Remember, that the size of a family in this era could be between 5 – 12 persons at any one time.

Furthermore, in 1888, the Glasgow Medical Officer for Health Dr. James Burn Russell, who occasionally championed causes of thought over ignorance in relation to the idiots who shamed the cities poor folk for being poor, wrote,

‘The East-end must not be allowed to groan under the burdens of its physical necessities, while Hillhead and Pollockshields lie in luxury…paid for by the Glasgow poor.’

This was taken from a pamphlet entitled, ‘Kingdom of the One Roomed Home’ which was edited by Russell as he was trying to change housing policy to be more sanitary and humane for the city’s poor.

Allegedly, when he read this aloud at one of his lectures in Glasgow University, nice and cosily positioned as it was and still is in the city’s more affluent west end, a large number of students, no doubt the sons of many a private slum landlord amongst them, heckled him before leaving the room.

An uncomfortable truth never makes for a popular figure.

New Century, Same Problems

As the clock ticked over from Victorian era to Edwardian in 1901, approximately 20% of the entire Scottish population was living in Glasgow, most of which was concentrated in hurriedly built one roomed slum dwellings in the east end to cater for rapid bursts of urbanisation.

Glasgow may well have been the ‘second city of the empire’, occasionally jostling for position with both Birmingham and Calcutta in terms of industrial output and economic necessity to this ‘great’ empire, but for poverty, Glasgow unfortunately reigned supreme for many years.

Shame on those who watched on and did nothing; shame on the leading academics of the time who did nothing; shame on the corporation (City Council) who had an excessive amount of private slum landlords registered within it and continued to do nothing of substance for the city’s labouring classes.

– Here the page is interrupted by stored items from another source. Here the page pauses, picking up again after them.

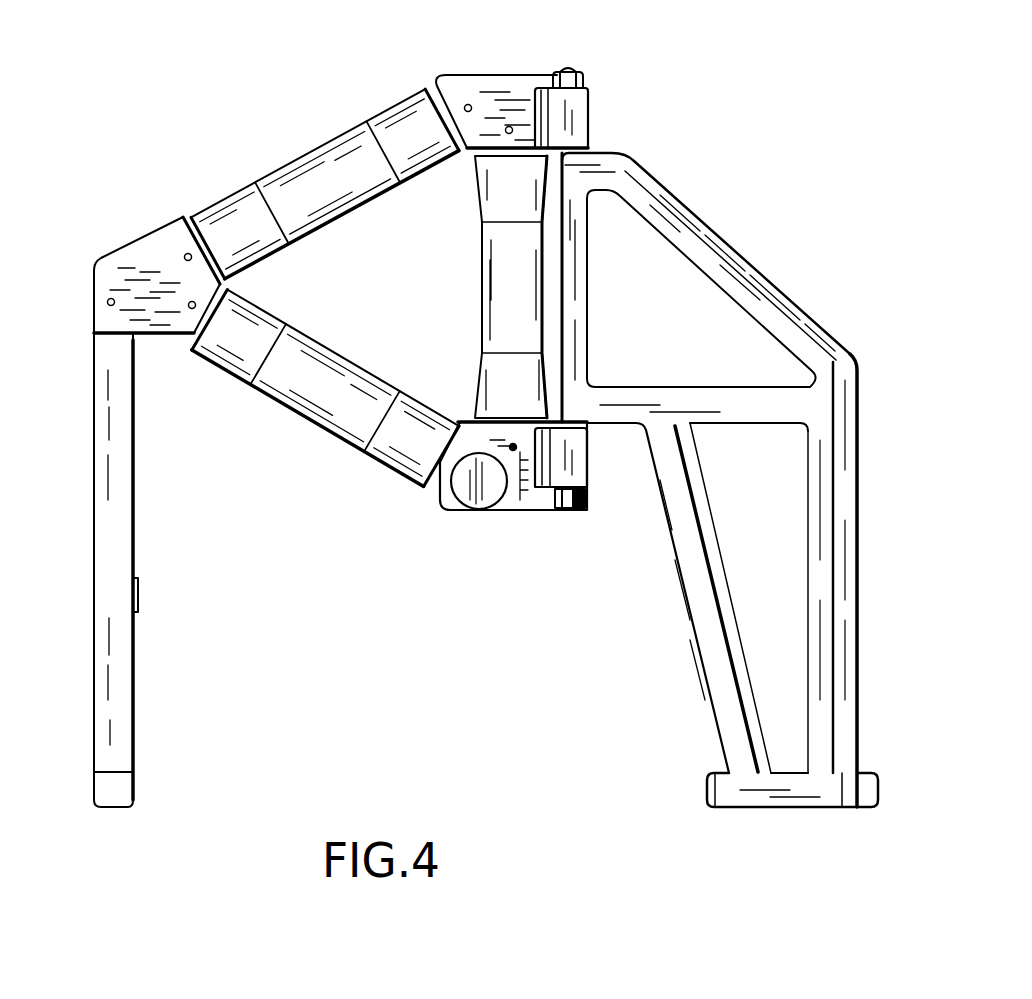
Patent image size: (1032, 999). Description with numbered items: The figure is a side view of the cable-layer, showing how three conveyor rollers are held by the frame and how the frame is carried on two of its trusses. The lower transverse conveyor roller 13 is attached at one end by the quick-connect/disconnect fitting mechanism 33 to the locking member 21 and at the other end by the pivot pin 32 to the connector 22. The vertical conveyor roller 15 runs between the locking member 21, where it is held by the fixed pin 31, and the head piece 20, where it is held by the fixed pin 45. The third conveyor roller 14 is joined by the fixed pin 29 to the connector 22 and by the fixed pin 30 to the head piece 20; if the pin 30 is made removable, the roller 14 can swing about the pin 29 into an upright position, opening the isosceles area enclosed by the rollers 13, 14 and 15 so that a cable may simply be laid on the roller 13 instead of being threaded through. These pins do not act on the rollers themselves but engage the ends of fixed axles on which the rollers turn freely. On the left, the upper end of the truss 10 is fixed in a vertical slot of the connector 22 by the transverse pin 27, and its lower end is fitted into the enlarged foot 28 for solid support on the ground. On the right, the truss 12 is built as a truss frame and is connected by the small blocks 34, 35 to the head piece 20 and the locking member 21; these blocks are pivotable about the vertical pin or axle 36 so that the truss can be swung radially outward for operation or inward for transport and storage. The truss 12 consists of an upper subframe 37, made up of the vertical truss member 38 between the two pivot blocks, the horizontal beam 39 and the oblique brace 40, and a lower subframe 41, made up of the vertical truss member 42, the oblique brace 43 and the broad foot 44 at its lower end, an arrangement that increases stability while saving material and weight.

The truss 10 is at (110, 676).
The truss 12 is at (858, 509).
The lower transverse conveyor roller 13 is at (313, 425).
The third conveyor roller 14 is at (312, 150).
The vertical conveyor roller 15 is at (474, 290).
The head piece 20 is at (513, 86).
The locking member 21 is at (537, 498).
The connector 22 is at (132, 266).
The transverse pin 27 is at (107, 303).
The enlarged foot 28 is at (134, 796).
The fixed pin 29 is at (186, 253).
The fixed pin 30 is at (466, 104).
The fixed pin 31 is at (513, 455).
The pivot pin 32 is at (191, 310).
The quick-connect/disconnect fitting mechanism 33 is at (470, 509).
The small block 34 is at (578, 118).
The small block 35 is at (582, 467).
The pivot pin 36 is at (591, 82).
The upper subframe 37 is at (741, 255).
The vertical truss member 38 is at (581, 328).
The horizontal beam 39 is at (678, 402).
The oblique brace 40 is at (752, 308).
The lower subframe 41 is at (700, 661).
The vertical truss member 42 is at (845, 690).
The oblique brace 43 is at (724, 616).
The broad foot 44 is at (785, 800).
The fixed pin 45 is at (506, 134).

New Millennium, Same Shameful Problems

Lastly, Scotland in 2018 is a country where one of the fastest growing rates of poverty is ‘in work’ poverty – whereby one or both parents are in employment but still ‘earn’ less than the wage needed to escape poverty – and where we still have ‘poverty postcodes’.

The obvious myth of ‘working your way out of poverty’ is easily exposed here. Take note Michelle Mone and like-minded ignorant others.

These poverty postcodes, geographically speaking, are very similar to those same postcodes which would have topped the list anywhere between 1870 – 1920.

For example, a quick analysis of the Scottish Index of Multiple Deprivation (SIMD, 2016) tells us that Springburn, Calton, Garngad and Govan, amongst others, all rank as a score of 1 from 10 in relation to Health and Housing, where a 1 is most deprived and 10 is least deprived.

It does not take long to realise that certain areas of Glasgow, despite the façade of modernity and the odd gleaming shopping centre here and there, are not particularly kind to the cities poorer classes and that for over a hundred years now, generations of families have been trapped by intergenerational poverty, substandard housing and, consequentially, early death.


It is for these structural reasons that Celtic FC of 2018, particularly its community outreach and Celtic Foundation programme and the significance of its history and how it was born, must remain to be just as significant as Celtic FC of 1888 in relation to, quite literally, being a lifesaver and direct attacker of those oppressed by poverty and exclusion.

Celtic were formed, essentially, as a charity focussed community based movement whose very reason for existence was to alleviate poverty for those most marginalised of peoples.

This ethos still beats loudly at the clubs heart.

Sure, the football aspect was successful very quickly and the business model which we have in place now is very much a product of its profit chasing time.

But the genesis of the club which is where the morals emanate from, are what the fans identify with much more than anything else.

This is also where the nature of ‘Celtic Mindedness’ springs from.

So, the next time you see, hear or are reminded of the ‘more than a club’ motto in relation to those clubs throughout the world who are often gimmicked with it, remember that Celtic FC, as always, stand as a truly deserving class apart and are indeed, in every sense, ‘more than just a club’.